Opnieuw gifgasaanvallen op meisjesscholen in Iran en Oost-Koerdistan

  • Iran en Oost-Koerdistan

De systematische vergiftigingsgolf van schoolmeisjes in Iran en Rojhilat duurt voort. Volgens lokale activisten en verslaggevers werden opnieuw gifgasaanvallen uitgevoerd op meisjesscholen. Volgens de journalist Ammar Goli waren er zaterdag twee aanslagen in de Oost-Koerdische stad Sine (Sanandaj). Tientallen leerlingen van een technische school voor meisjes en een middelbare school klaagden over misselijkheid, brandende ogen en flauwvallen na het ruiken van een vreemde geur van rotte mandarijnen. Minstens vijftien van hen moesten volgens Goli in het ziekenhuis worden opgenomen.

Zaterdag 15 april was er opnieuw sprake van een gifgasaanval op een meisjesschool in Mahabad. De studenten meldden dat hun klaslokalen plotseling naar mandarijnen roken. Ook daar moesten verschillende getroffenen met vergiftigingsverschijnselen naar klinieken worden gebracht. Het exacte aantal is onduidelijk.

In verschillende steden in het hele land gingen zaterdag veel mensen de straat op om te protesteren tegen de gifgasaanvallen op meisjesscholen. In de centrale Iraanse stad Shahinshahr in de provincie Isfahan, bijvoorbeeld, verzamelden ouders, studenten en leden van de “Jin, Jiyan, Azadî”( “Vrouw, Leven, Vrijheid”) -opstand zich voor het onderwijsadministratiegebouw en riepen: “We willen geen kind- moordregime”, meldde het online portaal 1500tasvir. Het regime gebruikte traangas tegen de demonstranten, zoals te zien is op video’s. Ondertussen was er volgens 1500tasvir opnieuw een chemische gasaanval op een school in Izeh, een stad in de zuidwestelijke provincie Khuzestan.

De eerste meldingen kwamen in november

Al in november werden de eerste gevallen van vergiftiging op scholen gemeld – bijna uitsluitend in instellingen voor meisjes, waar de schoolmeisjes de afgelopen maanden bijzonder heftig hadden geprotesteerd tegen het regime. Hele bussen met vergiftigde meisjes stopten voor de spoedeisende hulp en scholen in 28 van de 31 provincies van het land werden getroffen. De schoolmeisjes klaagden over duizeligheid, misselijkheid, braken, hoofdpijn, kortademigheid en zelfs flauwvallen na het horen van een vreemde geur van rotte eieren of mandarijnen. had waargenomen.

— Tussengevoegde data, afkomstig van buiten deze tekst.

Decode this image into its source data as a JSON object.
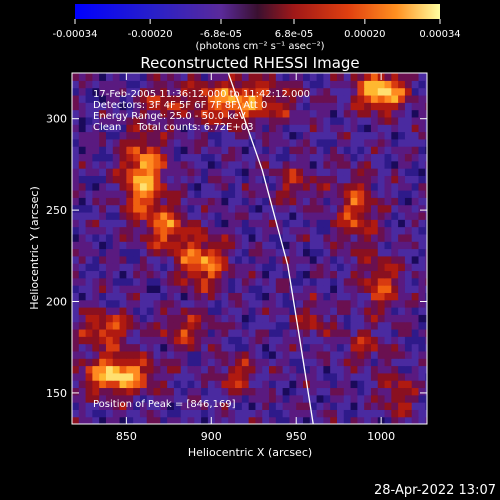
{
  "colorbar": {
    "tick_labels": [
      "-0.00034",
      "-0.00020",
      "-6.8e-05",
      "6.8e-05",
      "0.00020",
      "0.00034"
    ],
    "ticks": [
      -0.00034,
      -0.0002,
      -6.8e-05,
      6.8e-05,
      0.0002,
      0.00034
    ],
    "range": [
      -0.00034,
      0.00034
    ],
    "unit_label": "(photons cm⁻² s⁻¹ asec⁻²)"
  },
  "chart_data": {
    "type": "heatmap",
    "title": "Reconstructed RHESSI Image",
    "xlabel": "Heliocentric X (arcsec)",
    "ylabel": "Heliocentric Y (arcsec)",
    "xlim": [
      818,
      1027
    ],
    "ylim": [
      133,
      325
    ],
    "xticks": [
      850,
      900,
      950,
      1000
    ],
    "yticks": [
      150,
      200,
      250,
      300
    ],
    "info_lines": [
      "17-Feb-2005 11:36:12.000 to 11:42:12.000",
      "Detectors: 3F 4F 5F 6F 7F 8F, Att 0",
      "Energy Range: 25.0 - 50.0 keV",
      "Clean     Total counts: 6.72E+03"
    ],
    "peak_label": "Position of Peak = [846,169]",
    "peak_position": [
      846,
      169
    ],
    "limb_points": [
      [
        910,
        325
      ],
      [
        930,
        272
      ],
      [
        945,
        220
      ],
      [
        952,
        180
      ],
      [
        960,
        133
      ]
    ]
  },
  "footer": {
    "timestamp": "28-Apr-2022 13:07"
  }
}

Het in de VS gevestigde Human Rights Activists News Agency (HRANA) meldde onlangs dat tot 7.000 meisjes werden vergiftigd bij meer dan 200 aanvallen. De Islamitische Republiek, die een goed uitgerust veiligheidsapparaat heeft, blijft vreemd genoeg inactief. Tot nu toe zijn er geen arrestaties geweest. President Ebrahim Raisi beweerde onlangs dat “buitenlandse vijanden van de Republiek Iran” verantwoordelijk waren voor de aanslagen. Minister van Volksgezondheid Bahram Einollahi kondigde weken geleden aan dat het niet zijn taak was om uit te zoeken waar het “milde gas” vandaan kwam en of het met opzet de klaslokalen werd binnengebracht.

Eerste dodelijk slachtoffer: 16-jarige Koerd uit Kamyaran

Gezien deze verklaringen zien mensenrechtenorganisaties hun veronderstelling versterkt dat het regime zelf aan het werk is bij de aanslagen. Er is buiten de staat geen groep in Iran die in staat zou zijn om gedurende een periode van maanden een reeks aanvallen op deze verreikende schaal uit te voeren en toch onopgemerkt te blijven. Een week geleden maakte de reeks aanslagen haar eerste slachtoffer: Karo Pashabadi, een 16-jarige Koerdische jongen die werd geboren in Kamyaran en gewond raakte bij een gifgasaanval op zijn school in Teheran op 15 maart.